A conduta da juíza TARCILA DE CAMPOS foi incompatível com o exercício da magistratura, antecipando dados que deveriam ser abordados durante as investigações, e ainda imputando falsamente crime à Promotora de Justiça, o que terá consequências em razão desta prática ilegal da magistrada, que, utilizando-se do sistema de justiça, inclusive de informações privilegiadas em razão do cargo que exerce, tenta realizar vingança privada por ter sido representada pelo Ministério Público e estar respondendo a procedimento correcional, bem como a outros de natureza disciplinar, por diversas violações aos deveres de seu cargo.

Deste modo, o Ministério Público, por meio da Promotora de Justiça MARCELA CHRISTINE FERREIRA DE MELO, informa que todos os fatos em que hajam indícios de crime e autoria, constantes nos autos dos 27 volumes de processo, que estão em poder do Ministério Público para análise, serão devidamente investigados por meio de procedimentos e/ou em caso de presença dos requisitos necessários para a denúncia, serão devidamente denunciados à Justiça, atuando como vem fazendo desde o início em que passou a acompanhar os crimes praticados no aterro.

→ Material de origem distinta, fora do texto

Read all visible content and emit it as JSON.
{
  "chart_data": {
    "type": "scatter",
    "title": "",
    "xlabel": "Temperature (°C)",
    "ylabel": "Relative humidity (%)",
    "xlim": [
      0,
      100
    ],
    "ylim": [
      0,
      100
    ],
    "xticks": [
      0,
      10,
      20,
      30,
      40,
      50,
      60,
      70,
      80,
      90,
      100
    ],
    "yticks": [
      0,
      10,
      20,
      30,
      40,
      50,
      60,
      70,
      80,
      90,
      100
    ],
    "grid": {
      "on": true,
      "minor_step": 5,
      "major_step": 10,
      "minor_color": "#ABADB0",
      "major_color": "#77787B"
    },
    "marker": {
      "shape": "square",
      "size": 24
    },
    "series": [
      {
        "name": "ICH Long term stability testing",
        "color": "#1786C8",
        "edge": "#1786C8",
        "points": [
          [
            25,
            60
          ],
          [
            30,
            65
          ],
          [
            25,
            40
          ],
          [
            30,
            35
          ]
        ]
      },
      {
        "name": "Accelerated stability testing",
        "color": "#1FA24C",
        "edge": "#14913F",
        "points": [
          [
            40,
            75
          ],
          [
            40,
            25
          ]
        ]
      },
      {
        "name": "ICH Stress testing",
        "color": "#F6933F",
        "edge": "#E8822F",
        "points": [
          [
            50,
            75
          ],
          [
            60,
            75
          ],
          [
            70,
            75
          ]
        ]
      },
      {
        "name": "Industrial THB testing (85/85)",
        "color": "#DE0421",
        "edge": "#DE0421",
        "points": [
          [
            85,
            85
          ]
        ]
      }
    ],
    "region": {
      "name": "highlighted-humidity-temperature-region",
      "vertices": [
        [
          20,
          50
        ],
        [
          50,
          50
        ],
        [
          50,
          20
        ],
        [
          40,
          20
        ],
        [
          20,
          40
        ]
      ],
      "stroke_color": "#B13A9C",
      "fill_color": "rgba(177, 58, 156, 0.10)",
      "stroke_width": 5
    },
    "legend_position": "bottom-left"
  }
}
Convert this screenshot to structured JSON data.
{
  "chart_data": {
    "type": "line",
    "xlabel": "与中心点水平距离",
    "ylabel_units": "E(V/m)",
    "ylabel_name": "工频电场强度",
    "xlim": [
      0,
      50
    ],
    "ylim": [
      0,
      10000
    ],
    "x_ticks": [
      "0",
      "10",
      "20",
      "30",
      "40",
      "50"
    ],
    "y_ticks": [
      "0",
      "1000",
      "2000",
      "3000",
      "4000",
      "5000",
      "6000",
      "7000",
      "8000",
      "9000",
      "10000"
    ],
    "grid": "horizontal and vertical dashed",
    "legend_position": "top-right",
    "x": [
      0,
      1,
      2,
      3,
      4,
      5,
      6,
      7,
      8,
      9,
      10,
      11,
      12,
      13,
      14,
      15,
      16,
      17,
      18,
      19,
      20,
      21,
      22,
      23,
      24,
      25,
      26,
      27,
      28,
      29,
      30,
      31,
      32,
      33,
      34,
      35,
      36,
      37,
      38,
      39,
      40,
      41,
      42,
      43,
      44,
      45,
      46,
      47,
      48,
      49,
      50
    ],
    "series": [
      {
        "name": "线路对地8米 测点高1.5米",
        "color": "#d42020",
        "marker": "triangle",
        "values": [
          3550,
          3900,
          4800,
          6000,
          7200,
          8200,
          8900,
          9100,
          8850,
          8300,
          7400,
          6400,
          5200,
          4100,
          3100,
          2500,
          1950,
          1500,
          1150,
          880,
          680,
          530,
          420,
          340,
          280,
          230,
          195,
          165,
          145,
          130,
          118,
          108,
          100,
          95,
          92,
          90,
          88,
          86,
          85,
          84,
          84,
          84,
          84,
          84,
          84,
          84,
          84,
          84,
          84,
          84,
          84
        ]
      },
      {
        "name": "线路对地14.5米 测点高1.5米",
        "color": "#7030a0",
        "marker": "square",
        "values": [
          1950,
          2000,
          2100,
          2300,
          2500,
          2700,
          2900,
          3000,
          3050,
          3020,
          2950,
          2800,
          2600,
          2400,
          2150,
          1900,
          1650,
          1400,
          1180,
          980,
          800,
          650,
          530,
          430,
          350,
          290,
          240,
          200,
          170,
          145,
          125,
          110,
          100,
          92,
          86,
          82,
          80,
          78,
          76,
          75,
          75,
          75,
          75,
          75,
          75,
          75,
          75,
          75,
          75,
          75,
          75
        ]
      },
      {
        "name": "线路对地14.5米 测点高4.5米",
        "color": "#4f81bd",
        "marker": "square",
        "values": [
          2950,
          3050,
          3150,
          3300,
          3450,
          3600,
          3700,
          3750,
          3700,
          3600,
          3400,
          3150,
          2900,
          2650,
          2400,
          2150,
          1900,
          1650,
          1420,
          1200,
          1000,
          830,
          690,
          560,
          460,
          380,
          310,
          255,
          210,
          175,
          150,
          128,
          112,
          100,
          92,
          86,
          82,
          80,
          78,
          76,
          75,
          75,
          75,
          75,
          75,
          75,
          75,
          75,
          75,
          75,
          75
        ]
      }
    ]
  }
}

Com relação à conduta da magistrada TARCILA MARIA SOUZA DE CAMPOS, serão adotadas todas as providências em níveis correcional, criminal e cível, e, inclusive, se insistirá no pedido de suspeição da mesma, agora com muito mais embasamento, junto ao Tribunal de Justiça do Estado. Quanto às supostas representações que a magistrada afirma ter ingressado contra a Promotora de Justiça na Corregedoria do MPPA e do Conselho Nacional do Ministério Público, esta afirma que sequer tomou conhecimento da existência de quaisquer delas, mas, ciente do trabalho que vem desempenhando, estará pronta a responder a mesmas.